On your comment, the short circuit at end of the cable would be considerably less by calculation. Does any standerd depict that the termination end (thus considering the cable length) should be the basis comparison to the cable withstand?

Will it be prudent to compare the short circuit withstand to the equivalent short circuit at the point where the cable comes out from the substation....assuming this is where the high probability of short circuit starts?

 

[7anoter4]

As davidbeach explain, in IEC world also, if the short-circuit occurs in the cable it self you cannot protect the remaining undamaged portion of the cable. The protection could protect the cable only for exterior short-circuits.
The cable size has to be at first stated according to load current, checked for the voltage drop and for short-circuit at the opposite to the source end.

 

[thinker]

But you can not always define a source and load sides. Example - regenerative drive system where power flow is bi-directional.

 

[7anoter4]

Good point thinker! Then you have to check twice as the source and the load interchange their positions.

 

[davidbeach]

But in all cases you are only concerned with through faults. 99.99% of the time you can ignore something like a regenerative drive, it will produce far less fault current than the system it is regenerating into.

 

[PHovnanian]

You typically protect cables from through faults because, for a fault in the cable run, the cable has already been damaged.

The protection is to keep a fault downstream (or external to the cable in the case of bi-directional power flows) from damaging an otherwise good cable.

This logic may have to be modified in the event you are dealing with direct buried cable systems where your maintenance practice is to expose the faulted section and splice it out. Then, it would be worthwhile protecting the upstream unfaulted part of the cable run.

 

[cherry2000]

Very basic calculations with fault currents available at bus, with subsequent impedance of the length of cable, reveals that fault currents fall to negligible values at the end of the cable. Here the premise is that if the cable routing has followed the proper codes/specs, it will be a well maintained raceway and no mechanical damage to the cable is envisaged. In such a situation, it is always cable ampacity and voltage drop which determine LV cable sizing. One can always do a simple calc for a sample length of cable (say the shortest from the substation leaving the substation) and prove that Isc values are low.

 

[juleselec]

When sizing LV cables for short circuit temperature rise, I usually take the conservative option and model the fault at the start of the cable (rather than the end as other commenters have suggested). Obviously if you use the max fault current at the bus for sizing a small feeder cable you're going to run into strife.
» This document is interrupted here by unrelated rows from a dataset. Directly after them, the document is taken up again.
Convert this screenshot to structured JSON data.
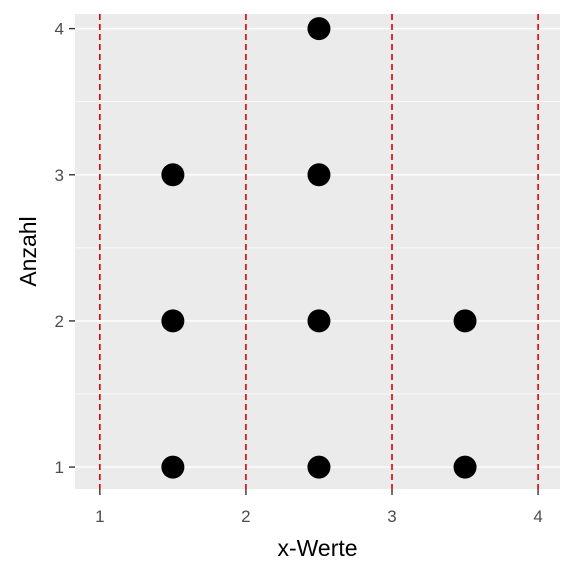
{
  "chart_data": {
    "type": "scatter",
    "title": "",
    "xlabel": "x-Werte",
    "ylabel": "Anzahl",
    "xlim": [
      0.83,
      4.15
    ],
    "ylim": [
      0.85,
      4.1
    ],
    "x_ticks": [
      1,
      2,
      3,
      4
    ],
    "y_ticks": [
      1,
      2,
      3,
      4
    ],
    "x_tick_labels": [
      "1",
      "2",
      "3",
      "4"
    ],
    "y_tick_labels": [
      "1",
      "2",
      "3",
      "4"
    ],
    "grid": true,
    "vlines": [
      1,
      2,
      3,
      4
    ],
    "series": [
      {
        "points": [
          {
            "x": 1.5,
            "y": 1
          },
          {
            "x": 1.5,
            "y": 2
          },
          {
            "x": 1.5,
            "y": 3
          },
          {
            "x": 2.5,
            "y": 1
          },
          {
            "x": 2.5,
            "y": 2
          },
          {
            "x": 2.5,
            "y": 3
          },
          {
            "x": 2.5,
            "y": 4
          },
          {
            "x": 3.5,
            "y": 1
          },
          {
            "x": 3.5,
            "y": 2
          }
        ]
      }
    ],
    "colors": {
      "panel": "#ebebeb",
      "grid": "#ffffff",
      "vline": "#e00000",
      "point": "#000000",
      "tick": "#333333"
    }
  }
}
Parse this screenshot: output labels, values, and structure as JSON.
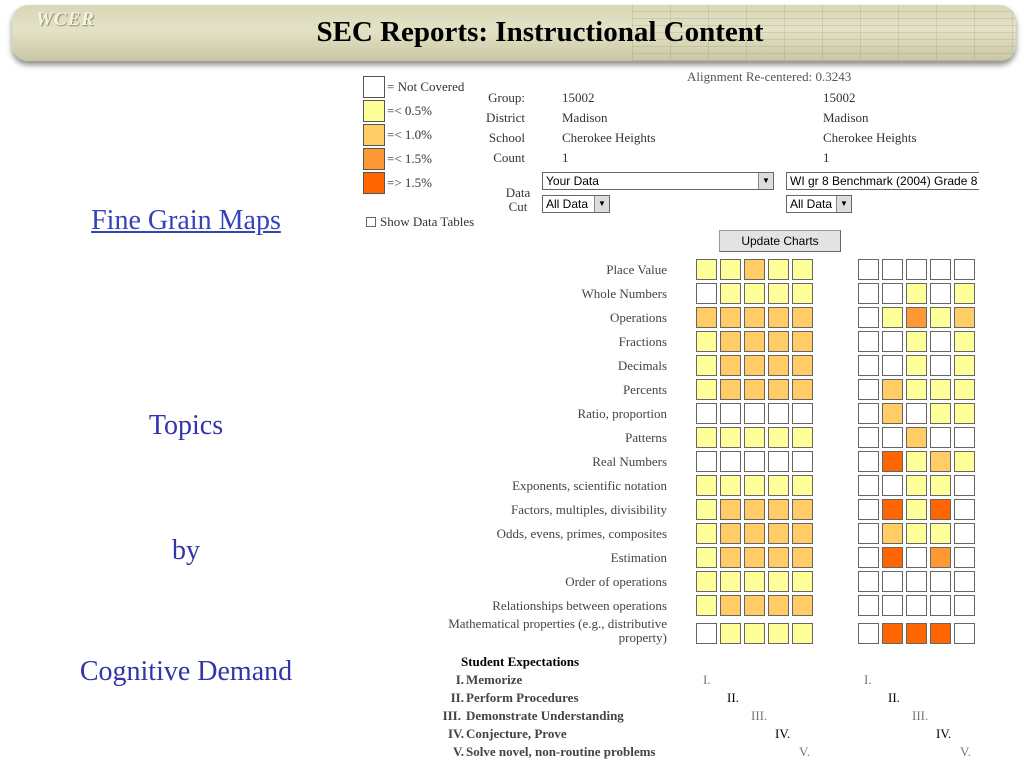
{
  "header": {
    "logo_text": "WCER",
    "title": "SEC Reports: Instructional Content"
  },
  "side": {
    "link": "Fine Grain Maps",
    "topics": "Topics",
    "by": "by",
    "cognitive": "Cognitive Demand"
  },
  "legend": [
    {
      "label": "= Not Covered",
      "color": "#ffffff"
    },
    {
      "label": "=< 0.5%",
      "color": "#ffff99"
    },
    {
      "label": "=< 1.0%",
      "color": "#ffcc66"
    },
    {
      "label": "=< 1.5%",
      "color": "#ff9933"
    },
    {
      "label": "=> 1.5%",
      "color": "#ff6600"
    }
  ],
  "show_tables_label": "Show Data Tables",
  "alignment": "Alignment Re-centered: 0.3243",
  "info": {
    "labels": [
      "Group:",
      "District",
      "School",
      "Count"
    ],
    "left": [
      "15002",
      "Madison",
      "Cherokee Heights",
      "1"
    ],
    "right": [
      "15002",
      "Madison",
      "Cherokee Heights",
      "1"
    ],
    "data_cut_label": "Data Cut"
  },
  "selects": {
    "left_data": "Your Data",
    "left_cut": "All Data",
    "right_data": "WI gr 8 Benchmark (2004) Grade 8",
    "right_cut": "All Data"
  },
  "update_button": "Update Charts",
  "chart_data": {
    "type": "heatmap",
    "scale": [
      "Not Covered",
      "=< 0.5%",
      "=< 1.0%",
      "=< 1.5%",
      "=> 1.5%"
    ],
    "topics": [
      "Place Value",
      "Whole Numbers",
      "Operations",
      "Fractions",
      "Decimals",
      "Percents",
      "Ratio, proportion",
      "Patterns",
      "Real Numbers",
      "Exponents, scientific notation",
      "Factors, multiples, divisibility",
      "Odds, evens, primes, composites",
      "Estimation",
      "Order of operations",
      "Relationships between operations",
      "Mathematical properties (e.g., distributive property)"
    ],
    "columns": [
      "I.",
      "II.",
      "III.",
      "IV.",
      "V."
    ],
    "left_grid": [
      [
        1,
        1,
        2,
        1,
        1
      ],
      [
        0,
        1,
        1,
        1,
        1
      ],
      [
        2,
        2,
        2,
        2,
        2
      ],
      [
        1,
        2,
        2,
        2,
        2
      ],
      [
        1,
        2,
        2,
        2,
        2
      ],
      [
        1,
        2,
        2,
        2,
        2
      ],
      [
        0,
        0,
        0,
        0,
        0
      ],
      [
        1,
        1,
        1,
        1,
        1
      ],
      [
        0,
        0,
        0,
        0,
        0
      ],
      [
        1,
        1,
        1,
        1,
        1
      ],
      [
        1,
        2,
        2,
        2,
        2
      ],
      [
        1,
        2,
        2,
        2,
        2
      ],
      [
        1,
        2,
        2,
        2,
        2
      ],
      [
        1,
        1,
        1,
        1,
        1
      ],
      [
        1,
        2,
        2,
        2,
        2
      ],
      [
        0,
        1,
        1,
        1,
        1
      ]
    ],
    "right_grid": [
      [
        0,
        0,
        0,
        0,
        0
      ],
      [
        0,
        0,
        1,
        0,
        1
      ],
      [
        0,
        1,
        3,
        1,
        2
      ],
      [
        0,
        0,
        1,
        0,
        1
      ],
      [
        0,
        0,
        1,
        0,
        1
      ],
      [
        0,
        2,
        1,
        1,
        1
      ],
      [
        0,
        2,
        0,
        1,
        1
      ],
      [
        0,
        0,
        2,
        0,
        0
      ],
      [
        0,
        4,
        1,
        2,
        1
      ],
      [
        0,
        0,
        1,
        1,
        0
      ],
      [
        0,
        4,
        1,
        4,
        0
      ],
      [
        0,
        2,
        1,
        1,
        0
      ],
      [
        0,
        4,
        0,
        3,
        0
      ],
      [
        0,
        0,
        0,
        0,
        0
      ],
      [
        0,
        0,
        0,
        0,
        0
      ],
      [
        0,
        4,
        4,
        4,
        0
      ]
    ]
  },
  "expectations": {
    "title": "Student Expectations",
    "items": [
      {
        "num": "I.",
        "label": "Memorize"
      },
      {
        "num": "II.",
        "label": "Perform Procedures"
      },
      {
        "num": "III.",
        "label": "Demonstrate Understanding"
      },
      {
        "num": "IV.",
        "label": "Conjecture, Prove"
      },
      {
        "num": "V.",
        "label": "Solve novel, non-routine problems"
      }
    ]
  }
}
But you need to consider the effect of the protective device in limiting the fault current.

Most fuses, MCB's and MCCBs have some form of current limiting and the vendor literature will typically either provide maximum i2t let-through energies or some sort of curve showing the let-through current for a prospective fault.

When you calculate the min cable size based on short circuit temp rise using these let-through energies, you'll find that they generally aren't a problem unless you have an extremely high short circuit capacity upstream.

 

[dpc]

If the fault is in the cable itself, the temperature rise will not the primary concern. The temperature rise is related to through faults as mentioned previously.



David Castor

http://www.cvoes.com